Remaining useful life prediction method for rolling bearings based on hybrid dilated convolution transfer

AbstractIt is difficult to effectively predict remaining useful life (RUL) due to limited training samples and lack of life labels in some operating conditions of practical engineering. When existing deep learning methods predict the RUL of equipment in such operating conditions using a model trained on other operating conditions, the poor generalization of the model caused by large distribution differences cannot be ignored. In this study, an RUL prediction method based on integrated dilated convolution transfer is proposed.
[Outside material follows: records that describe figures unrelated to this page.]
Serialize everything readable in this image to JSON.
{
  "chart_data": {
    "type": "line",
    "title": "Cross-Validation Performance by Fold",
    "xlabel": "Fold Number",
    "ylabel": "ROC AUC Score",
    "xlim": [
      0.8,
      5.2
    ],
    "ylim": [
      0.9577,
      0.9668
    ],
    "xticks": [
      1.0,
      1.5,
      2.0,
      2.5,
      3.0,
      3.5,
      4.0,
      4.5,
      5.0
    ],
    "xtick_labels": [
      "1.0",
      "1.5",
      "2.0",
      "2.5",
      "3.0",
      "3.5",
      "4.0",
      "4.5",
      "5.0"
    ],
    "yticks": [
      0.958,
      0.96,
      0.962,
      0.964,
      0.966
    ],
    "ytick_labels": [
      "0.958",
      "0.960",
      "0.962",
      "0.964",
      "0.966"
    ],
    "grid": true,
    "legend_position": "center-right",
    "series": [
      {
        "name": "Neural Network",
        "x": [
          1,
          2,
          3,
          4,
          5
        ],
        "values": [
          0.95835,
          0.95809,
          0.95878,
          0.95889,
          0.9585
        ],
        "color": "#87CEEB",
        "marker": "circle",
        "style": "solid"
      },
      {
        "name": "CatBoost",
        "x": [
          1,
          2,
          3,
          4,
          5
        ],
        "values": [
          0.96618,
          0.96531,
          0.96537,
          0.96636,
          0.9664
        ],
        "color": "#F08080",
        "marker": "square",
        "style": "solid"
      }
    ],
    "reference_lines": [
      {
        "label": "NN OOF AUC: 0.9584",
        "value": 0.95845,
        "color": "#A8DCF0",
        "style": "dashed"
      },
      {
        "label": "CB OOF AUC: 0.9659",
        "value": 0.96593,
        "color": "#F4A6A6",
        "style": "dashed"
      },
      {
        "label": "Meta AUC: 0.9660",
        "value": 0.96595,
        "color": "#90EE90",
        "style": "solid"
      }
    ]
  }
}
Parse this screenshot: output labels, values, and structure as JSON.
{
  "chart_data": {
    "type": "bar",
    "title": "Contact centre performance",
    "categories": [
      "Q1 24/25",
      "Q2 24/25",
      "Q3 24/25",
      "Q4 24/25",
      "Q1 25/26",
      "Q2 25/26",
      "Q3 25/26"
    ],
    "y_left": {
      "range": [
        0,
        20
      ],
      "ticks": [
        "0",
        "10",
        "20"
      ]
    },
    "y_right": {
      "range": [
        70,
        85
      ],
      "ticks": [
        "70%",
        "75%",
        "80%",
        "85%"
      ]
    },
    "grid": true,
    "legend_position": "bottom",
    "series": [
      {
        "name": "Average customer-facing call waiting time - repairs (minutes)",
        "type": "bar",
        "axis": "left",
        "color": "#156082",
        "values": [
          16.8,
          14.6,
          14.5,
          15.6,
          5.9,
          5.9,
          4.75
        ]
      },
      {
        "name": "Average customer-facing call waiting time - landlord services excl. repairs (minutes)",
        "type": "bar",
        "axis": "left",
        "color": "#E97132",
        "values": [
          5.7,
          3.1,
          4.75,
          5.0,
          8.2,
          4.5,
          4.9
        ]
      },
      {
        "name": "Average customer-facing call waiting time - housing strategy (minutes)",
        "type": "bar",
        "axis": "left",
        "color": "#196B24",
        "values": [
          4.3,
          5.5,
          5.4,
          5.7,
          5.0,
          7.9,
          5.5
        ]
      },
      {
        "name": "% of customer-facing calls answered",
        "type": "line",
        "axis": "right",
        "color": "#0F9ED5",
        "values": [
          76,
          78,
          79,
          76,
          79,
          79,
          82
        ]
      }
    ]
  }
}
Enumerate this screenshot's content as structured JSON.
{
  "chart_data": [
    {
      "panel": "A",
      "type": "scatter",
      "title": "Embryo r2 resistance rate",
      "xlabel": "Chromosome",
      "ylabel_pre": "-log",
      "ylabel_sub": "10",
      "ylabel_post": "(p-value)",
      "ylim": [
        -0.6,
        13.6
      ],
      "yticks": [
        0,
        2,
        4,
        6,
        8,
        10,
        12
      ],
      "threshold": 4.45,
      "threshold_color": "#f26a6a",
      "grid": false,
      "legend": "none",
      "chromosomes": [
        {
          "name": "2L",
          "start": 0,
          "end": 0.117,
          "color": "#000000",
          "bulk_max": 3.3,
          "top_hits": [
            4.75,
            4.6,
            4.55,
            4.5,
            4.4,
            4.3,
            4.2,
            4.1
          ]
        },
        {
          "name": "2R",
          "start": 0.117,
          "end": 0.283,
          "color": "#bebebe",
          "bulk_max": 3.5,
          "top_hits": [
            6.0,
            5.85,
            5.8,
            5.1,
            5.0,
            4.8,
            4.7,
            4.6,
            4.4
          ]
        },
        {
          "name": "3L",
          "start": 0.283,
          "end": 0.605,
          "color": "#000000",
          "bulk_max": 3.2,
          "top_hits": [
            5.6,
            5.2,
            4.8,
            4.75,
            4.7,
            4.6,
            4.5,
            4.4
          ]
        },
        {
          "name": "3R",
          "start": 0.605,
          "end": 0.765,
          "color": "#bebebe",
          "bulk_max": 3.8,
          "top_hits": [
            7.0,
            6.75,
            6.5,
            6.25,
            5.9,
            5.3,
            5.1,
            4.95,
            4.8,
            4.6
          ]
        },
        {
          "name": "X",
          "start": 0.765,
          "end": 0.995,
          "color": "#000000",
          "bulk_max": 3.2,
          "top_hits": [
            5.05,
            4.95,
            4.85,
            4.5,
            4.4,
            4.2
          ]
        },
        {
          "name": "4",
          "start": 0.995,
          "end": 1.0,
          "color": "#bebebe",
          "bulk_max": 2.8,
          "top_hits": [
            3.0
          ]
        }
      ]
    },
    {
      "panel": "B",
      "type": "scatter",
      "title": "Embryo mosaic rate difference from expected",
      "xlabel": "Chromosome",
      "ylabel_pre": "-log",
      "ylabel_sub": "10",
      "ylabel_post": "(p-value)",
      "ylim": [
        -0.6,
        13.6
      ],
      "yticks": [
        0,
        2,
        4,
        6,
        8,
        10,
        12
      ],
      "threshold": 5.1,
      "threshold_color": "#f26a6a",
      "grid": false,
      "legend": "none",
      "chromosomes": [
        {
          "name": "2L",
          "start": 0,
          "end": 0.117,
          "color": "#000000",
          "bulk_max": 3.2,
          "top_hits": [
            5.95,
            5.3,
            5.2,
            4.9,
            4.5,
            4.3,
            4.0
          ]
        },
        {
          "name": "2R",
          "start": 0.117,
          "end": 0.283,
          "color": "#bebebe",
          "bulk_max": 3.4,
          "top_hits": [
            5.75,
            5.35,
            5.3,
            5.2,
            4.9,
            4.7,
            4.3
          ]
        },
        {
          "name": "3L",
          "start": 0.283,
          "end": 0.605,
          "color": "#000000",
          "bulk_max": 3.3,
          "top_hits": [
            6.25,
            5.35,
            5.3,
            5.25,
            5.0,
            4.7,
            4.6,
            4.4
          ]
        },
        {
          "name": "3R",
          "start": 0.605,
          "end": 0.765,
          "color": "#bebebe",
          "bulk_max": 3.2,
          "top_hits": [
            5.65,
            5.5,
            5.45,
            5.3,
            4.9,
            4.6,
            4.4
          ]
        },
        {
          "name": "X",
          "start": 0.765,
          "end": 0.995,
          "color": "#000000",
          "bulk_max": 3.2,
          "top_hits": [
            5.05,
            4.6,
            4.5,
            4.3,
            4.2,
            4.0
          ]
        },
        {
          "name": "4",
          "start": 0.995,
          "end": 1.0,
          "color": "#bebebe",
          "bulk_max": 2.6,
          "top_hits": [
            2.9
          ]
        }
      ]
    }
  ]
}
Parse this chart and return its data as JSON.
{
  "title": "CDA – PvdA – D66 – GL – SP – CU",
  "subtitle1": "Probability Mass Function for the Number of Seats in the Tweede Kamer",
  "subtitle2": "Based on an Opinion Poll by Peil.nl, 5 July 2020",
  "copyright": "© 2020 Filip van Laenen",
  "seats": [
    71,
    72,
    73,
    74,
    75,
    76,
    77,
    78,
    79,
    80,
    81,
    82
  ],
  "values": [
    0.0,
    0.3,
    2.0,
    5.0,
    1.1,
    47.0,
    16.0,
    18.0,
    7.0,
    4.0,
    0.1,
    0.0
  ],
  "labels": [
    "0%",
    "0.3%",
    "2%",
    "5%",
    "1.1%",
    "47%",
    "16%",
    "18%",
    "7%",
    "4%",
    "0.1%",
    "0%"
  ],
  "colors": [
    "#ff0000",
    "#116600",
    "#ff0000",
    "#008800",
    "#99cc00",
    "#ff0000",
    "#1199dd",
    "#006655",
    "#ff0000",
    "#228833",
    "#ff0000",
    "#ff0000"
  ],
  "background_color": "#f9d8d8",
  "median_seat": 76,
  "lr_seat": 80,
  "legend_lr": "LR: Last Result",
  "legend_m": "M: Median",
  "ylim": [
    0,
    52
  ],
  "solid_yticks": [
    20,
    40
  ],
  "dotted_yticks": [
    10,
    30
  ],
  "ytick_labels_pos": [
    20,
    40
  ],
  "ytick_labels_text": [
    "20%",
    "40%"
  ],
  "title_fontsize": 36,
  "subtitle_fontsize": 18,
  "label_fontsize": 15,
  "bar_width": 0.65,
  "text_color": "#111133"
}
This method jointly adjusts the model parameters by inverting the loss function of the RUL prediction module and the domain adaptive module, and then realizes the extraction of domain‐invariant features between different operating condition data through the feature extraction module, which provides support for transfer RUL prediction between different operating conditions. In the feature extraction module, a one‐dimensional convolution network with a large‐size kernel reduces noise in the original data, which reduces the erroneous effect of noise on the trending expression of the original data, and a hybrid dilated convolution network extracts the features of the different sensory fields of the noise‐reduced data, which increases the richness of the extracted features and thus improves the accuracy of the modeling. Next, the extracted features are fed into the RUL prediction module to predict RUL; into the classification model in the domain adaptation module to divide the source and target domains; and into the distribution difference measurement model in the domain adaptation module to identify the feature distribution differences between the source and target domains, and inversely adjust the model parameters by reducing the distribution differences. Furthermore, domain invariant characteristics of the features in different receptive fields under multiple operating conditions are obtained to enhance the model's generalization ability and achieve RUL prediction across various operating conditions. Monte Carlo (MC) dropout simulation technology is used to quantify the uncertainty of prediction results. Finally, the effectiveness and superiority of the proposed method are verified using the prognostics and health management (PHM) 2012 bearing dataset.